DISCLAIMER: Everything after the video is…wishy washy, pedantic, stoner, sleepy girl talk. Meaning, pedantic in philostoner way, not that I’m actually high.

I ❤ Mad Men.

At first I wasn’t sure if I liked the trajectory of this season but then I realized that’s because, like myself, Mad Men is growing up. Growing old.

Maybe it’s because of the writer’s strike and the year+ gap between last season and this season, or the fact that I’m actually waiting a full week to watch new episodes because I’m all caught up – or the fact that now they are now in a time period rife with historical events and turning points that were hammered into our brains in school – but – this season is just so different.

It’s no longer some glamorously dark period show, when Don and his buddies, were at the peak of their game – with the women, the constant drinking and smoking, the philandering. Nope. Not anymore.

They are beginning to be regarded as old fogies, and the new generation is coming up, and it is depressing to see that way of life become obsolete and dated, despite how unhealthy it was. As Roger said in some episode this season that I can’t remember the name of “When is everything going to go back to normal?”

This entire season seems to be about a reluctant meeting of the past and the future. My mad men can taste the bittersweetness of it all, without really knowing what it means.  It’s sad. And the answer to your question Roger is that –

It’s not ever going back to normal. You can’t go backward. Life: A lesson in impermanence, as a friend of mine would say. This is my blog. So I’m going to bring this all back to me.

They say (not some vague “they”…SCIENCE) that as you grow older the neurons in your brain begin to fire more slowly, and you absorb less of the world around you, thus time seems to go by more quickly.

When we were all children, summer vacation was an infinite stretch of time, the duration seemingly lasting as long as the school year itself (I liked how it was put in tonight’s episode of Mad Men).  As we grow older, days blur into weeks, and months, and eventually the years pass by one after another, without distinction.

At a certain age, I fear many of us reach some sort of state of arrested development. Locked in on one certain time period that is the last real, tangible, vivid memory, that we are constantly nostalgic for or reminisce on (not always in a good way), that we use as a reference point for other things that come along in the future.

It’s dumb.
Maybe it is a past lover. But reminisce all you want, close your eyes and try to rewind time, to your fondest memories and your most torrid. You may feel a twinge (hopefully not more, if it is a past lover and you’re really over it), but it will never hold a candle to what you felt in that moment.

Maybe it is your travels. I have fine memories of the London summer, lying in Hyde Park, sharing laughs with friends, feeling my heart awash with the warm tinglies of a budding friendship. I remember it, but there are details I’m missing, and it’s not nearly as satisfying as it was in the moment.

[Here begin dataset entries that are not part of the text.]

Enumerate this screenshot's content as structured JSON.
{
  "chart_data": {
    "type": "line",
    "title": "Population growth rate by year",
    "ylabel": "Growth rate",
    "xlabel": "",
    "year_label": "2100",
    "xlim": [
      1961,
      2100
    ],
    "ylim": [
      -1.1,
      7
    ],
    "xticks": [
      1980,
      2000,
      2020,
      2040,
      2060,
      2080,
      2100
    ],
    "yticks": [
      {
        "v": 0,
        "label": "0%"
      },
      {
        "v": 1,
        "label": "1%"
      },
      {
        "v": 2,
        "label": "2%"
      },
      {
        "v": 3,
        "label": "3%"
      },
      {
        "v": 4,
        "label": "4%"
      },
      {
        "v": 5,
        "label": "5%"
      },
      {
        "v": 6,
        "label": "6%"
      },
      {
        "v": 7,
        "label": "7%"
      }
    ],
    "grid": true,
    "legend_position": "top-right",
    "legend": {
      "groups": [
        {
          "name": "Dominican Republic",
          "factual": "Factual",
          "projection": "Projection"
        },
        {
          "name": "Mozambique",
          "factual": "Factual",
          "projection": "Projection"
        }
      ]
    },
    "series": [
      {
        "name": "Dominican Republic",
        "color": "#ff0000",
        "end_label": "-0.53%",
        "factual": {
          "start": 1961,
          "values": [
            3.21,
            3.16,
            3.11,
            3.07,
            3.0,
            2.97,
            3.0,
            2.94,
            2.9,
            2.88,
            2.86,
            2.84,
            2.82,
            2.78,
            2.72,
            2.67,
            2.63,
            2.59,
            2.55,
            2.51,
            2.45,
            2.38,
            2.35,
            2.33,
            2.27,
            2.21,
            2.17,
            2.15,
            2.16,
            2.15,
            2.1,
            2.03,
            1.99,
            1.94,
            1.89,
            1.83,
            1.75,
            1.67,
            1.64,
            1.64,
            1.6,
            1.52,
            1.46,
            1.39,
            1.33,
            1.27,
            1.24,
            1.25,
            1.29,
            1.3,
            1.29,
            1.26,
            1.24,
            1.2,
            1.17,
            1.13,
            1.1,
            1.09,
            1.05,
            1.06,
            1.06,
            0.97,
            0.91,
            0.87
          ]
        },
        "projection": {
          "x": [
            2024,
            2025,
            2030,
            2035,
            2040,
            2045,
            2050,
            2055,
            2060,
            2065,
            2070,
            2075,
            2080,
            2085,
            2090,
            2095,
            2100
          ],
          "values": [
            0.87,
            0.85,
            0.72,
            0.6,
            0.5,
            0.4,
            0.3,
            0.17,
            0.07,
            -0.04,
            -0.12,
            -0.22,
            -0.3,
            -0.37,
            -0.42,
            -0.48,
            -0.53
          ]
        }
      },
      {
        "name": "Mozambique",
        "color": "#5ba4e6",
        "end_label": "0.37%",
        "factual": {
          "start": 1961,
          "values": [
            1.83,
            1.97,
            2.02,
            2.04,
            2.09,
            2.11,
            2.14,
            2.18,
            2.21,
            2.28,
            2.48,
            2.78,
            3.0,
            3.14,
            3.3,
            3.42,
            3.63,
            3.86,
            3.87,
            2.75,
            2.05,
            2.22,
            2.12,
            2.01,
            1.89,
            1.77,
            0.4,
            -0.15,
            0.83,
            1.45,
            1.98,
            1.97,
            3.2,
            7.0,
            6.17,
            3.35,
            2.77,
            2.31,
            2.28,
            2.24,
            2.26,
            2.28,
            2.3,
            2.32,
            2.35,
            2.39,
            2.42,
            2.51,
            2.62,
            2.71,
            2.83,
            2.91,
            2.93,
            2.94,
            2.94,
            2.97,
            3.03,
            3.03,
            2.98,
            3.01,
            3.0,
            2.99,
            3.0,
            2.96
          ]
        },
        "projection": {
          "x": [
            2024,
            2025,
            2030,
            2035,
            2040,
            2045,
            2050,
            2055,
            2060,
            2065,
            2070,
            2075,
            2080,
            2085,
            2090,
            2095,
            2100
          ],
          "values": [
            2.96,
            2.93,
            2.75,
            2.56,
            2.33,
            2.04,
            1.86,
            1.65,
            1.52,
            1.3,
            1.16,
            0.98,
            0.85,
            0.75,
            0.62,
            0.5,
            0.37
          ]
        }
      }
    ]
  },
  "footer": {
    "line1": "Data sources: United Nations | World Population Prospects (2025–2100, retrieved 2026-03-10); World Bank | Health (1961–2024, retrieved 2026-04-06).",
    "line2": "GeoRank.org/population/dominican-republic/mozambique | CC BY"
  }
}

It is all in the past, memories are essential, but they are fragmented and flawed, and you can’t capture them and take them with you. Sad that times of pure unadulterated joy are fleeting, and merciful that I can’t really go back to times of heartbreak and anguish.  Life is linear, and that is as it should be.

So even though I’m so tempted to regress and curl up and watch Rugrats episodes and eat Cheetos because the prospect of adulthood is frightening and I don’t even know what to expect, I will never be a child again. I will never be able to revisit the love of past paramours again (thank gawd), and daydreaming about my past travels sucks because I’d much rather be back at those places, and new ones. When I think back on memories, I never feel it as if I am feeling it myself, with immediacy, but it is more like I’m watching a film, where I am being played by someone who looks just like me, and I can deeply empathize with her without really living through it.

Out of the precious few moments I have in this life (because life is too damn short), there is only the future, there is no true past. It’s a collection of fragments that our brain randomly holds on to, and shared experiences and brief moments of spiritual connection with others. I realize that this leaves me with only now. Now. Right now. And the promise of the future.

It is much more fun to imagine a future than to dwell on the past anyway.
Not entirely sure if this was coherent, but whatever. Bedtime por moi.